Could you please try again with 6.8-20201005220043+0000?

If it fails the same way, please reach out to me on the community slack, we could do a pairing session to understand what's happening as I understand you can't share your full project here.

@ZacSweers I tried to reproduce by creating a build. You can find it at https://github.com/eskatos/kt-1.4-zac-issue

It works for me with both Gradle 6.6 that embeds Kotlin 1.3 and Gradle 6.8 nightly that embeds Kotlin 1.4.
I added you as a collaborator of the repo in case you find out what the difference is with your build and want to enhance the reproducer project.

I used https://services.gradle.org/distributions-snapshots/gradle-6.8-20201007220043+0000-bin.zip

Kotlin Team announced new release cycle for Kotlin with regular 6 month releases:
https://blog.jetbrains.com/kotlin/2020/10/new-release-cadence-for-kotlin-and-the-intellij-kotlin-plugin/#commento-login-box-container

What does it mean for Gradle and Kotlin DSL? Would be great to hear some official plans from Gradle team.

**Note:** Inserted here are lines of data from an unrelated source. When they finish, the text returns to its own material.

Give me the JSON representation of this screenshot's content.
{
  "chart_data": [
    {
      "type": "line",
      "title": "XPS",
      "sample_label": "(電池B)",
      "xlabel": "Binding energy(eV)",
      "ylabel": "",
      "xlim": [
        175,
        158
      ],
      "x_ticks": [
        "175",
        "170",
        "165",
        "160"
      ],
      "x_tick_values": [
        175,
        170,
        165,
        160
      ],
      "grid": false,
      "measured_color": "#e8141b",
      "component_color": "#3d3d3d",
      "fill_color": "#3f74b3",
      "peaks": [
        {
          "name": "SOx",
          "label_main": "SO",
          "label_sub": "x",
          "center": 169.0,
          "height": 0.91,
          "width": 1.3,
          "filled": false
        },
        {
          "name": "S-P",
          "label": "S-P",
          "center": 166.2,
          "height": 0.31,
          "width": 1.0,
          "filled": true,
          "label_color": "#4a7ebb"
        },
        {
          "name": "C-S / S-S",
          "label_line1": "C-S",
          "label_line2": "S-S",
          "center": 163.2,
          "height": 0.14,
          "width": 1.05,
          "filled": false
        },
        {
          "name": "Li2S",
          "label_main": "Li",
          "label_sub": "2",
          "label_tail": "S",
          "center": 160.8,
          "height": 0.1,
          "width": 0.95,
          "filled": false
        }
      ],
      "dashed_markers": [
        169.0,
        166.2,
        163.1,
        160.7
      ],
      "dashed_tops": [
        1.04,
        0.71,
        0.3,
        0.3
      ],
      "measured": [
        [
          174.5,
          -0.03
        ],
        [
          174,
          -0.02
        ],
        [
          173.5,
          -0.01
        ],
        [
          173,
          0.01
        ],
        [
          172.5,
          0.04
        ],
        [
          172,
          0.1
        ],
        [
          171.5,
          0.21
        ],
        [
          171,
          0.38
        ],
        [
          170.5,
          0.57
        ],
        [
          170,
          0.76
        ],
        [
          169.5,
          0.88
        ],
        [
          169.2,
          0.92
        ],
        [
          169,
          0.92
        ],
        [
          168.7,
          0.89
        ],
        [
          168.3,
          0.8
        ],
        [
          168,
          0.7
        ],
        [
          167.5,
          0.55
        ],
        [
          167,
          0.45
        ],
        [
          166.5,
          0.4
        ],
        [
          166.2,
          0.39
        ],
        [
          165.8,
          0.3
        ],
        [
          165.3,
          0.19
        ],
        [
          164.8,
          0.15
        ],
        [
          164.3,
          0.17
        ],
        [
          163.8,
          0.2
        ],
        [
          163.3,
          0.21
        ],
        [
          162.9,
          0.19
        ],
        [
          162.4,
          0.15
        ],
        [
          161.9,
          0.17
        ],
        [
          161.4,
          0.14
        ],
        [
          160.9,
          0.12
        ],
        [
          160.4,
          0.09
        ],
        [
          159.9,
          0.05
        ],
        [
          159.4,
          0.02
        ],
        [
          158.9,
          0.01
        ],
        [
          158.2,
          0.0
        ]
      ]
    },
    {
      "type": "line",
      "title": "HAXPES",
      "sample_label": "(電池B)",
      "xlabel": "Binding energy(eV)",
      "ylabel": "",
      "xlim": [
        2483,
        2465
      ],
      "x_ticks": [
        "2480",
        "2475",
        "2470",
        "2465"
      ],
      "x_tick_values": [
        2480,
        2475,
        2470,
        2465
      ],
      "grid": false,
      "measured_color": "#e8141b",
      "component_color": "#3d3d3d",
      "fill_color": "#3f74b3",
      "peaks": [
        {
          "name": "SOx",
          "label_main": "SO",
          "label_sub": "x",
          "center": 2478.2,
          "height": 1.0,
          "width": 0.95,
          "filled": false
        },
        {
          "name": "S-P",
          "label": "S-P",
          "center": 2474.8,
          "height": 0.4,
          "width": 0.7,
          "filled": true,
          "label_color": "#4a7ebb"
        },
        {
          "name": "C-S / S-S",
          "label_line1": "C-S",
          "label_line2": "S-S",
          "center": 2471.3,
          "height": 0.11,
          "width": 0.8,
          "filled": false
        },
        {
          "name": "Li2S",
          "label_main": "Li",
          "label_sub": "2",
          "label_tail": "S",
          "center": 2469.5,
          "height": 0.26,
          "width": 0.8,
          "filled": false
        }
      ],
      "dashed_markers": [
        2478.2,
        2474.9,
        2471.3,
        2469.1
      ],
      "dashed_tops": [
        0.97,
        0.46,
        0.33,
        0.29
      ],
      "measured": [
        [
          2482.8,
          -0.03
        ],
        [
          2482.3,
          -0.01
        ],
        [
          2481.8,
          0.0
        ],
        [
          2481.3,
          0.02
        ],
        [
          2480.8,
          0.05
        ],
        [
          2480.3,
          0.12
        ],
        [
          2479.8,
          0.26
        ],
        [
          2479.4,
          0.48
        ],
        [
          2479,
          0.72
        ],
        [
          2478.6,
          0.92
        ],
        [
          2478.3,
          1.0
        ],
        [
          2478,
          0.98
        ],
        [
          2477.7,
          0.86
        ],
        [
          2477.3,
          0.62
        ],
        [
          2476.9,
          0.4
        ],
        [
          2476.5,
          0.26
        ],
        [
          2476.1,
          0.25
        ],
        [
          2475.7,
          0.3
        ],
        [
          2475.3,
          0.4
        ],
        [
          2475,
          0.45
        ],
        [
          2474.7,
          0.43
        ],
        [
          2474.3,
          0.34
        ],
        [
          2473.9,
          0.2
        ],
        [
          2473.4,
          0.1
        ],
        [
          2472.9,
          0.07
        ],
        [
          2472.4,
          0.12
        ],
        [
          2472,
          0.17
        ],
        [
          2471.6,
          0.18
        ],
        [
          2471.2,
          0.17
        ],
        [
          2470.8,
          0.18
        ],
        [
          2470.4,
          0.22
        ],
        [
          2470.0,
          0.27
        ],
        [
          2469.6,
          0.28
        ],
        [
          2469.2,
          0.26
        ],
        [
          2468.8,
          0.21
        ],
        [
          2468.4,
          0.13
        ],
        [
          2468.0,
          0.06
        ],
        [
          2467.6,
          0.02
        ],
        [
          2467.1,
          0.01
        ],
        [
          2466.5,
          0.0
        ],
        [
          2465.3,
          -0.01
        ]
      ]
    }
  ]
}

Should we expect that Gradle releases would always include latest stable version of Kotlin or maybe it would be possible to update it manually (with no warranty of work of course)

The embedded Kotlin has been upgraded to 1.4.10 for Gradle 6.8.

The problem reported by Zac mentioned above has been fixed.
Note that 6.8-milestone-1 doesn't have the fix for that problem.

You can test using 6.8-20201015220041+0000.

Note that .gradle.kts scripts still use API and language 1.3. They will be updated to 1.4 in Gradle 7.0, see https://github.com/gradle/gradle/issues/14888

@gildor it doesn't change much. Upgrading the embedded Kotlin will still be a case by case decision following our backwards compatibility policy depending on the content of the Kotlin rolling releases.